Des clients plus autonomes
Lancé le 7 janvier dernier, le site internet Arretmaladie.fr a suscité des réactions outrées du monde médical et de la Caisse nationale d’assurance maladie (CPAM). En quelques clics, ce site, qui est déjà actif en Allemagne, propose de prescrire un arrêt maladie court (trois jours maximum), validé par un médecin en ligne, donc remboursable par la Sécurité sociale.
La téléconsultation fait un pas de plus dans la relation entre les patients et un système de santé qui a tendance à les déresponsabiliser et à les infantiliser. Internet modifie le rapport de force avec des individus qui souhaitent prendre leur destin en main, mieux appréhender leur santé, moins subir le savoir quelquefois abscons des médecins. Ce n’est pas sans risque évidemment, mais notre société conteste de plus en plus « les experts » et chacun entend définir son propre territoire de compétence et de savoir. Le patient revendique être un sachant et un apprenant, on devrait même dire un sachant et un informant, voire un déformant, tant il est absorbé par ses plongées exploratoires dans le vaste océan du web...
Dans un même registre, le secteur de l’optique vit sa petite révolution en terme de relation-clients avec un rééquilibrage des forces en présence. En effet, la loi 100 % Santé va changer l’engagement entre clients et opticiens. Maintenant, les opticiens sont obligés de proposer un devis normalisé, détaillé et comparatif pour que leurs clients puissent faire le choix entre un zéro reste-à-charge ou une quote part à leur charge, sachant qu’ils pourront panacher entre l’offre 100 % Santé et l’offre libre. Cette contrainte pour les professionnels peut se muer en avantage s’ils mettent à profit leur expertise : ils devront mieux expliquer les avantages de telle ou telle qualité de monture, telle ou telle option pour les verres, mieux défendre leur valeur ajoutée par une transparence vertueuse, un rééquilibrage raisonné de l’échange vendeur-acheteur. L’autorité des opticiens devrait s’en trouver renforcée en sortant du simple rôle transactionnel avec les assurances, pour se concentrer sur leur fonction de conseil, en orientant et en convainquant leurs clients d’opter pour le meilleur choix d’équipement et pas forcément le moins-disant en terme de coût ni le plus onéreux. Il y a plus de vingt ans, avant l’explosion d’internet, le sociologue Gérard Mermet prévenait : « Attention, le consommateur va devenir autonome » (dans le magazine LSA 02/09/99). Nous y sommes.

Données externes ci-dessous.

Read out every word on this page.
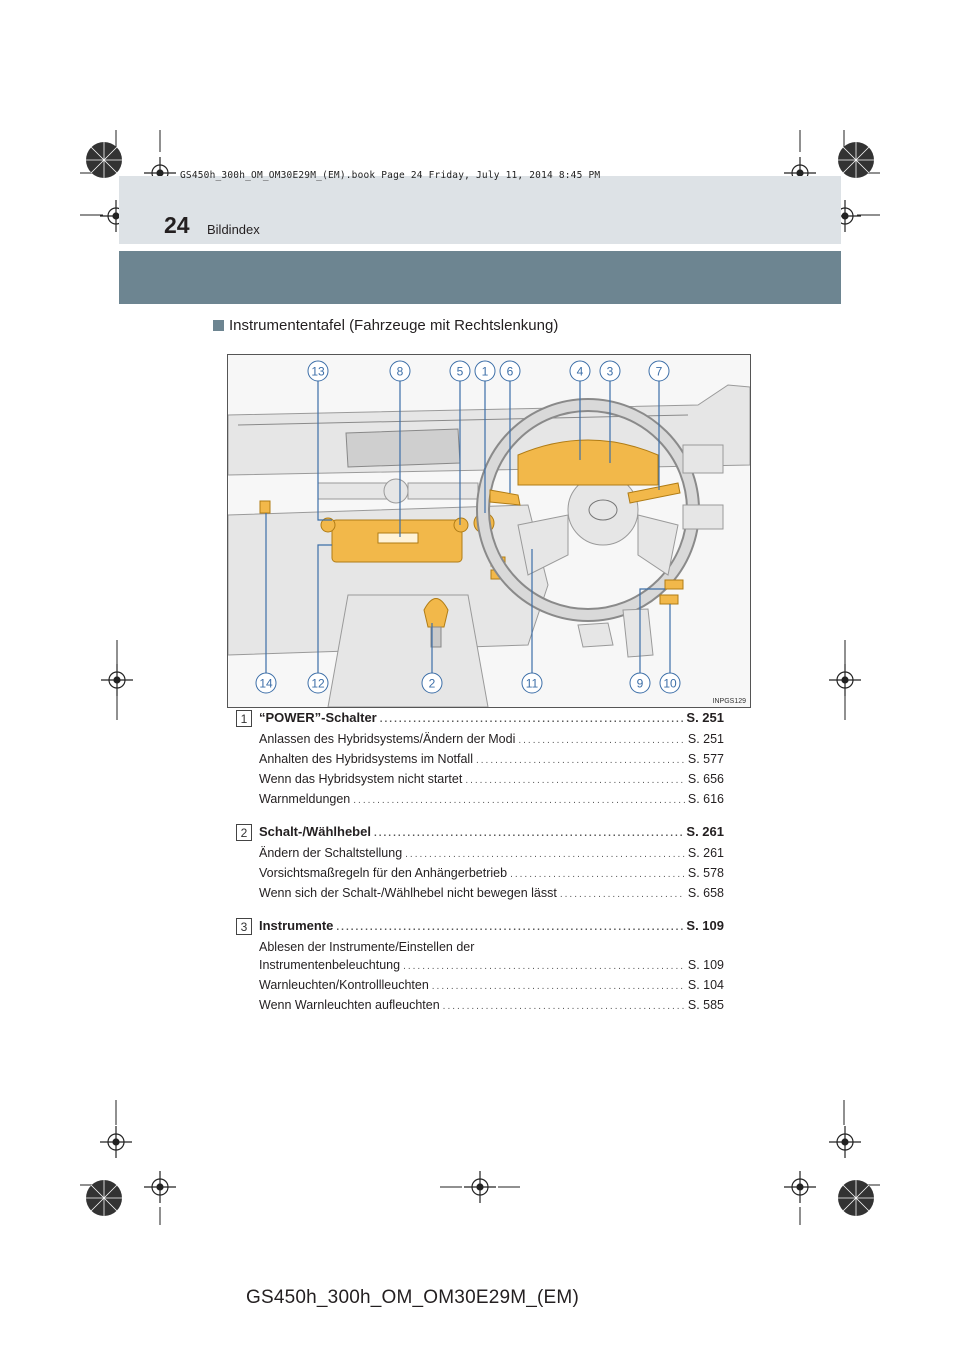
GS450h_300h_OM_OM30E29M_(EM).book Page 24 Friday, July 11, 2014 8:45 PM
24 Bildindex
Instrumententafel (Fahrzeuge mit Rechtslenkung)
13	8	5 1 6	4 3	7
14	12	2	11	9 10
INPGS129
1 “POWER”-Schalter .....	S. 251
Anlassen des Hybridsystems/Ändern der Modi .....	S. 251
Anhalten des Hybridsystems im Notfall .....	S. 577
Wenn das Hybridsystem nicht startet .....	S. 656
Warnmeldungen .....	S. 616
2 Schalt-/Wählhebel .....	S. 261
Ändern der Schaltstellung .....	S. 261
Vorsichtsmaßregeln für den Anhängerbetrieb .....	S. 578
Wenn sich der Schalt-/Wählhebel nicht bewegen lässt .....	S. 658
3 Instrumente .....	S. 109
Ablesen der Instrumente/Einstellen der
Instrumentenbeleuchtung .....	S. 109
Warnleuchten/Kontrollleuchten .....	S. 104
Wenn Warnleuchten aufleuchten .....	S. 585
GS450h_300h_OM_OM30E29M_(EM)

Compétent et souverain, ce consommateur du XXIe siècle ne se contente plus de vaines promesses et ne s’accommode d’aucune opacité. Il s’informe, il jauge, il juge, il compare, il se méfie, il exerce son libre-arbitre, il impose ses règles. Aux opticiens de sortir de la culture de l’ordonnance pour entrer dans la culture de la compétence-client, en faisant la démonstration par la preuve que leur expertise a du sens pour accompagner l’autonomie d’individus parfois un peu trop conquérants.